The highway Michigan Route 185, Lake Shore Boulevard, circumscribes the island, and is the only numbered highway in America where cars are banned. It’s generally flat near the water, and the eight-mile ride takes an hour or two by bike if you don’t stop anywhere on your way around.

After checking in at the marina, we ate lunch overlooking the water, and then we took a walk to Arch Rock, formed when soft stone was worn away by wind and water, leaving an arch of hard breccia rock.

At Grand Hotel, we stopped and toured the premises on our own. Besides the glorious building, there are tulip gardens in geometric shapes, a topiary horse and carriage, an art gallery and showroom for the dog show trophies of a local Scottie. It’s indeed grand, with hundreds of rooms, a wraparound veranda, luxurious furnishings, and impeccable service.

Historical markers around the island note churches, and restored edifices that once supported trade or war or church life have been repurposed into municipal buildings or hotels or in one case, a museum of art and historic artifacts.

We rented bikes, or rather a tandem bike, on our second day in town, to circumnavigate the island on our own, and we took a slightly different route for about the same distance in the morning of our third day. There’s a crazy hierarchy of traffic yielding: bikes yield to pedestrians, but everyone, including those on foot, are expected to yield to horses in any configuration.

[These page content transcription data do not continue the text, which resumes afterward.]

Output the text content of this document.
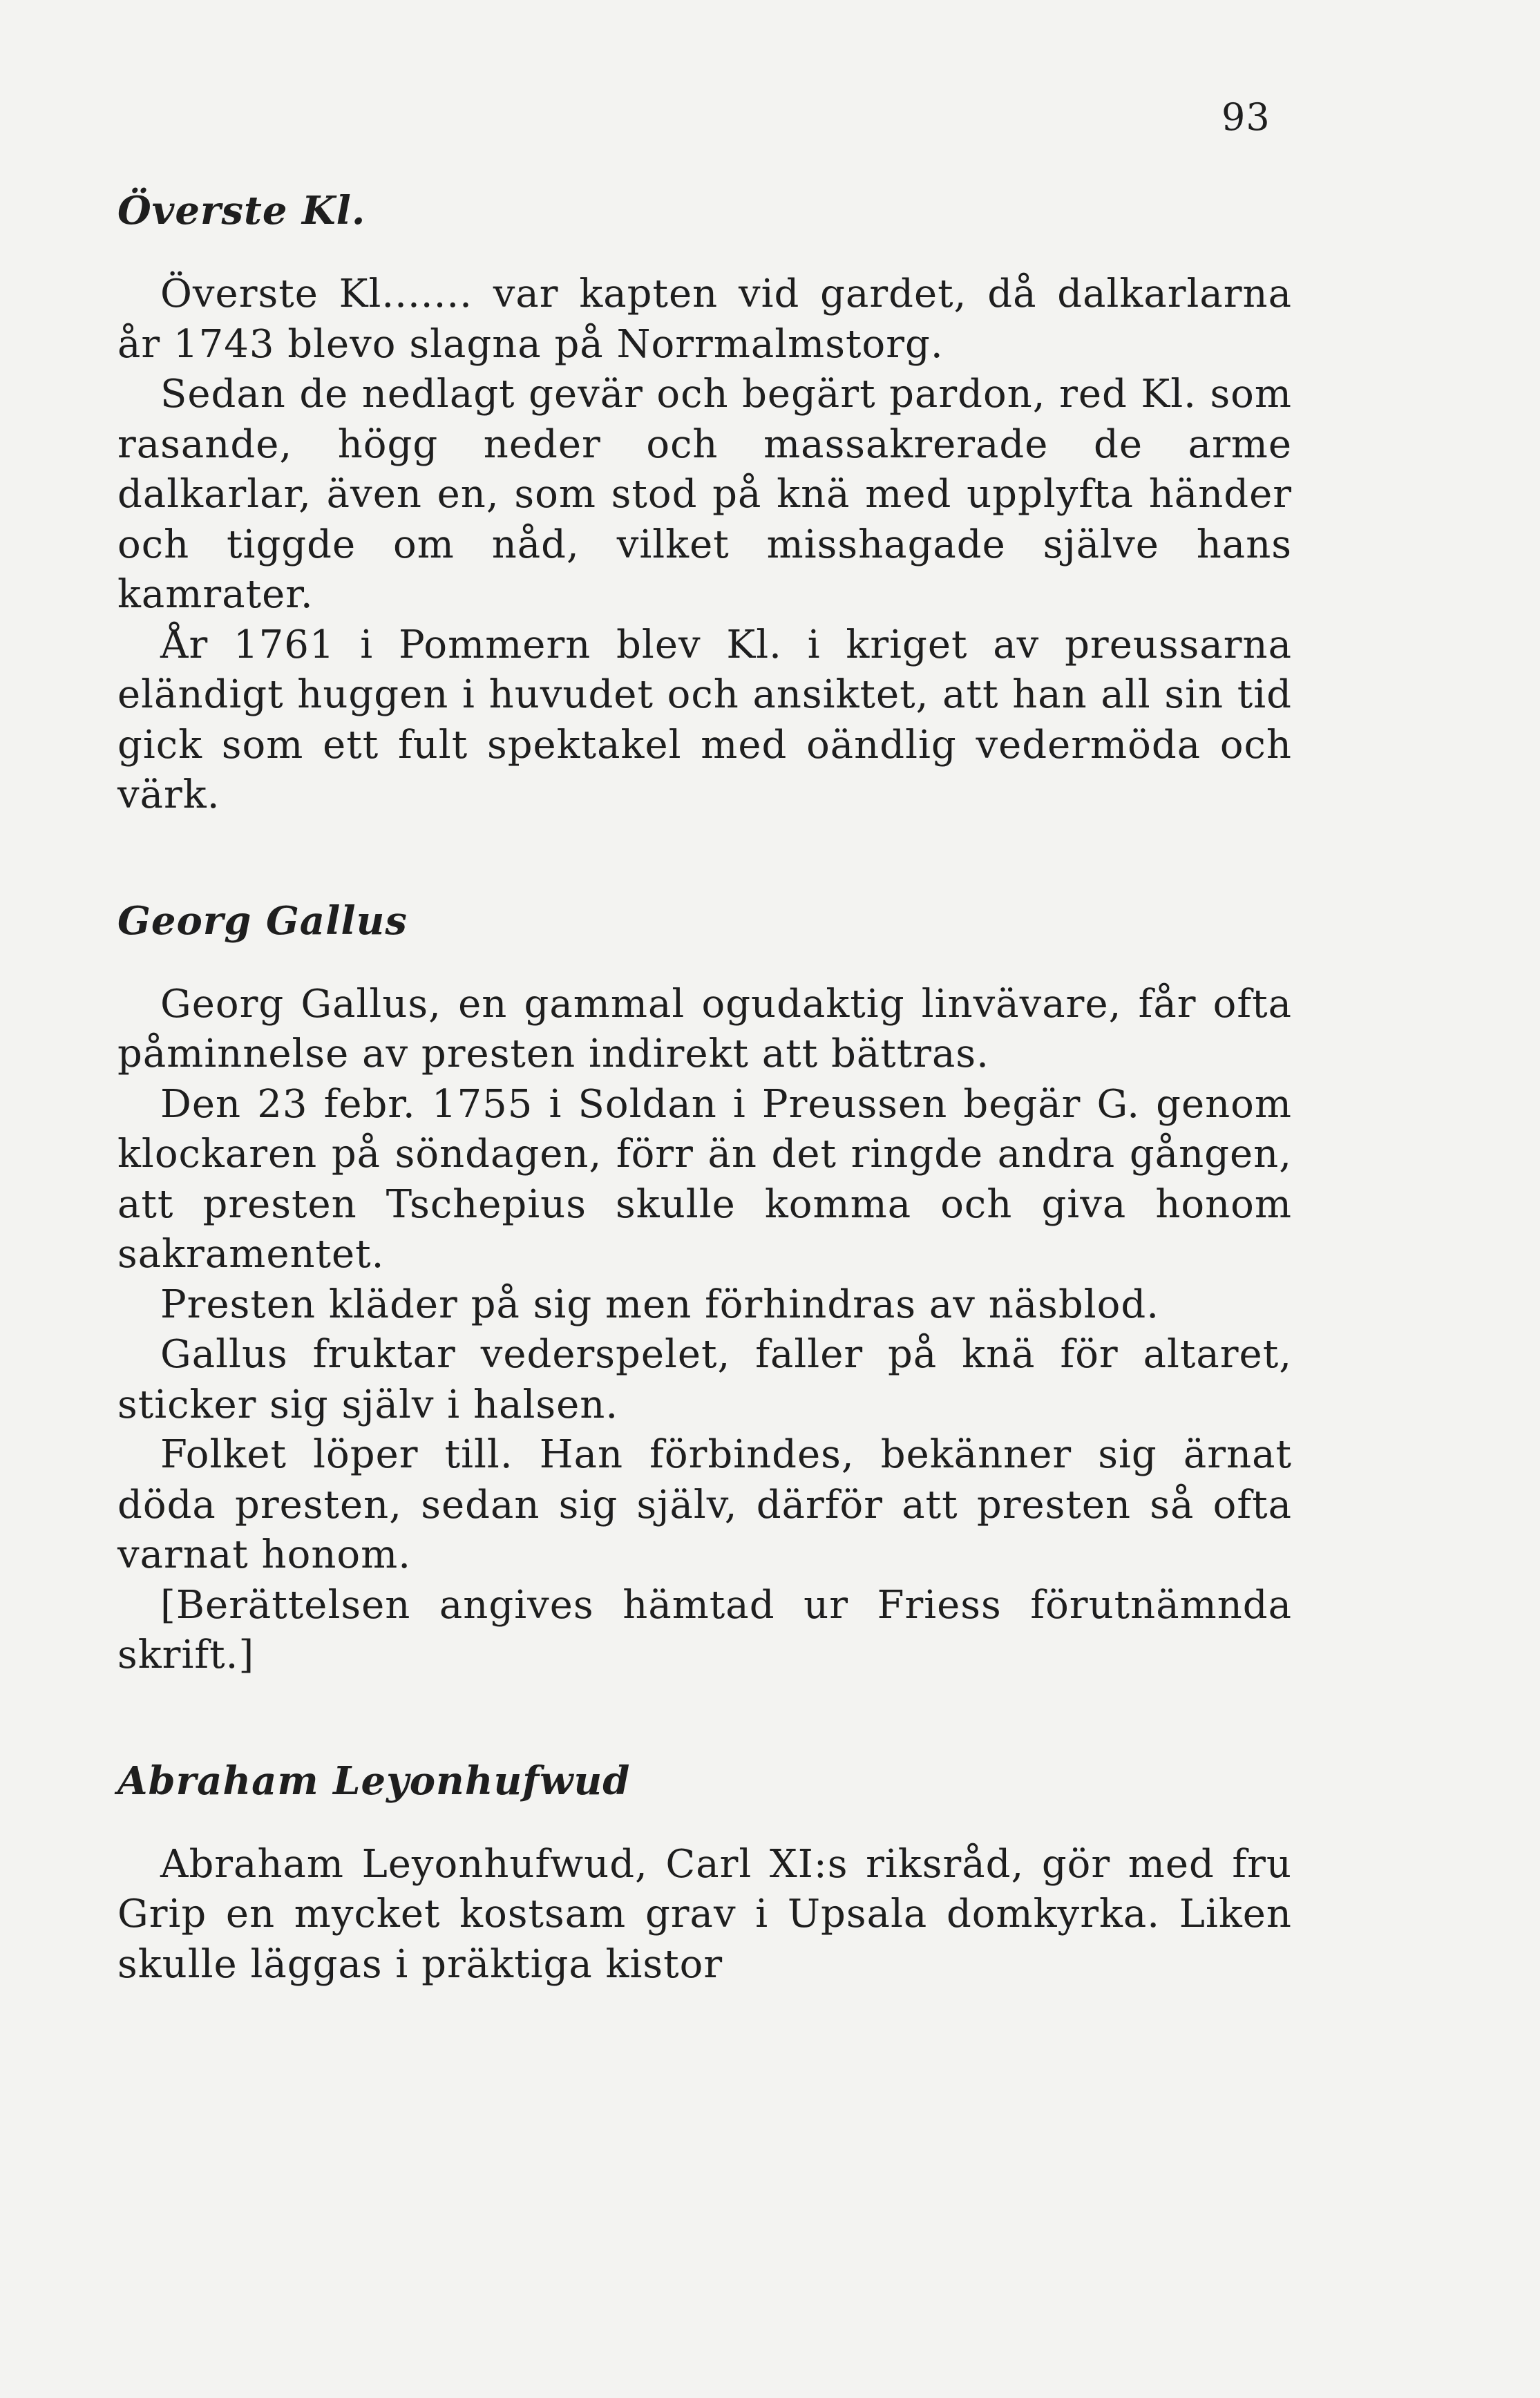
93
Överste Kl.

Överste Kl....... var kapten vid gardet, då dalkarlarna år 1743 blevo slagna på Norrmalmstorg.

Sedan de nedlagt gevär och begärt pardon, red Kl. som rasande, högg neder och massakrerade de arme dalkarlar, även en, som stod på knä med upplyfta händer och tiggde om nåd, vilket misshagade själve hans kamrater.

År 1761 i Pommern blev Kl. i kriget av preussarna eländigt huggen i huvudet och ansiktet, att han all sin tid gick som ett fult spektakel med oändlig vedermöda och värk.

Georg Gallus

Georg Gallus, en gammal ogudaktig linvävare, får ofta påminnelse av presten indirekt att bättras.

Den 23 febr. 1755 i Soldan i Preussen begär G. genom klockaren på söndagen, förr än det ringde andra gången, att presten Tschepius skulle komma och giva honom sakramentet.

Presten kläder på sig men förhindras av näsblod.

Gallus fruktar vederspelet, faller på knä för altaret, sticker sig själv i halsen.

Folket löper till. Han förbindes, bekänner sig ärnat döda presten, sedan sig själv, därför att presten så ofta varnat honom.

[Berättelsen angives hämtad ur Friess förutnämnda skrift.]

Abraham Leyonhufwud

Abraham Leyonhufwud, Carl XI:s riksråd, gör med fru Grip en mycket kostsam grav i Upsala domkyrka. Liken skulle läggas i präktiga kistor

Art had been troubled by some tearing in his eye and some morning pain, so we stopped by the local medical center, where he was treated by a friendly and capable family physician and handed a diagnosis of a scratched cornea and an antibiotic to keep him safe while it healed. The experience was a step back in time, a smiling reception and a seat in an empty waiting room, time spent and tests carefully conducted to diagnose the right answer, and the sense (and the reality, as it turned out) that the problem was solved by the time we walked out the door.

We’d been advised on the street to pick a certain restaurant for a dinner out, that is, literally, on the street. We were discussing restaurant picks when a man walking around with his family said, “You have to go to the Woods.”

The way to get to the Woods, like anywhere else that’s not on the main street, is via carriage. We picked up the designated surrey at 5:30, which took side roads (as if there are any other) to Grand Hotel (which owns the offsite restaurant) and onward to a place in the woods adjacent to a golf course. The building that houses the restaurant was once part of the Stonecliffe estate; the original mansion, now an inn, once built this as a playhouse for the children; now it’s a Bavarian-themed hunting lodge. Maybe it was all those antlers on the wall, but I was drawn to the venison, which was delicious, as was Art’s smoked pork, both with very Bavarian sides of red cabbage and spaetzle. Immersion in the best of civilized society is always called for when the next few weeks will be devoted to exploring the emptiness au naturel of the North Channel.